LEAKAGE-AWARE LATENT-DIMENSION SELECTION FOR INTRUSION DETECTION IN AGRICULTURAL IOT NETWORKS
Résumé fourni par la source
Agricultural Internet of Things (AG-IoT) intrusion detection requires models that limit representation complexity without weakening the credibility of their evaluation. This study investigates whether a learned intrusion-detection representation can be reduced to a sparse latent subset while retaining a useful clean-detection profile. A compact one-dimensional CNN encoder, referred to as CNN-Lite, learns a 128-dimensional latent representation; IWHO-Lite performs binary, sparsity-aware dimension selection; and a Random Forest provides the terminal classification score.

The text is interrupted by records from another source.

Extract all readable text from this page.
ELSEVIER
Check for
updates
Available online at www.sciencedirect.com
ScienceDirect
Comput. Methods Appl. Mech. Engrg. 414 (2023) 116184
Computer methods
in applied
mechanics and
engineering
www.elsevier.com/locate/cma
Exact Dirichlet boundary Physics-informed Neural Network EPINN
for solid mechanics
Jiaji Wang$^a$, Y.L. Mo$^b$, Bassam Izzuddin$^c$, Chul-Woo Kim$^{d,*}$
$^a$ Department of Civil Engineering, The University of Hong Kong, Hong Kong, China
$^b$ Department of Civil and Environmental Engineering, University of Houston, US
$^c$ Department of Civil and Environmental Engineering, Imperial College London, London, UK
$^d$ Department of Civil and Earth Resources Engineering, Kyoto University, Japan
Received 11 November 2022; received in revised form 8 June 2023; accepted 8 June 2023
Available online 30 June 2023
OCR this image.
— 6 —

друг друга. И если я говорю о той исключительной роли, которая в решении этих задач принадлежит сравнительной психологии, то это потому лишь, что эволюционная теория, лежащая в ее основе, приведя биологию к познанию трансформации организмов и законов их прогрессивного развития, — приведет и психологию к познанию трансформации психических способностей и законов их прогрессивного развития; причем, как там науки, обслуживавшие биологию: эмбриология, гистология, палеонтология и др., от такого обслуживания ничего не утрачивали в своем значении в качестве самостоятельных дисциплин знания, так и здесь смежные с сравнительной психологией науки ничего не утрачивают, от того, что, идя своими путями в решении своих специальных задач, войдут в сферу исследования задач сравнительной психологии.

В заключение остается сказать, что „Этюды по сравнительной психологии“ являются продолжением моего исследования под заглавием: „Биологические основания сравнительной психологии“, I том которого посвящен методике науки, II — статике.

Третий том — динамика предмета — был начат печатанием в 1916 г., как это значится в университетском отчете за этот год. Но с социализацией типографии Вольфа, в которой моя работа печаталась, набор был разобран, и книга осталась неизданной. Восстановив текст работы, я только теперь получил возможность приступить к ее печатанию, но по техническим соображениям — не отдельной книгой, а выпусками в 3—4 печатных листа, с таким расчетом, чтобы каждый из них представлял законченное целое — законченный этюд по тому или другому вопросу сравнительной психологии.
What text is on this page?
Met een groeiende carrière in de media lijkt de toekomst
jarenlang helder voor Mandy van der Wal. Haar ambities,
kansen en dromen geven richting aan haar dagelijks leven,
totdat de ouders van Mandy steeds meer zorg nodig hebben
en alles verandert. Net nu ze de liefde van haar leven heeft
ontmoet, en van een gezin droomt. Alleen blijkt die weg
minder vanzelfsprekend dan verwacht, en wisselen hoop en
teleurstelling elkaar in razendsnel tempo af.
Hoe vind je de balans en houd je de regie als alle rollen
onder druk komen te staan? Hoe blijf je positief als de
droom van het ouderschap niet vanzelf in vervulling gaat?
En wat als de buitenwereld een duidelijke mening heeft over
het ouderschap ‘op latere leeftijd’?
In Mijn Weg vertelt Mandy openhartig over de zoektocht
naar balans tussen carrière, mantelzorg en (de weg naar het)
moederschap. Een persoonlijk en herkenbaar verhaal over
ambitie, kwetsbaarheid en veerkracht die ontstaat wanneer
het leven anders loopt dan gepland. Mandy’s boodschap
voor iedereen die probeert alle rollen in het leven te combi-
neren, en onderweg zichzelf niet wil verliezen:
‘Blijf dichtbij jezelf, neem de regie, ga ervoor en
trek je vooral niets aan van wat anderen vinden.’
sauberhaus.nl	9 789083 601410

Data-dependent preprocessing is confined to the training scope, while model-development decisions remain isolated from score calibration, operating-threshold selection, and final testing. Exact-vector overlaps are additionally audited before evaluation. Across Farm-Flow, CICIoT2023, and UNSW-NB15 using three independent model seeds, IWHO-Lite retained 63.00, 37.67, and 41.67 latent dimensions, corresponding to compression rates of 50.78%, 70.57%, and 67.45%, respectively. Mean clean-test F1-scores were 0.4724, 0.9953, and 0.7480. Mean batch-inference latency ranged from 0.0973 to 0.1344 ms per sample in the recorded experimental environment. Farm-Flow combined high recall with a substantial false-positive burden, highlighting strong dataset dependence. The results support a leakage-aware performance-parsimony characterization of latent-dimension selection rather than universal predictive superiority or hardware-validated efficiency.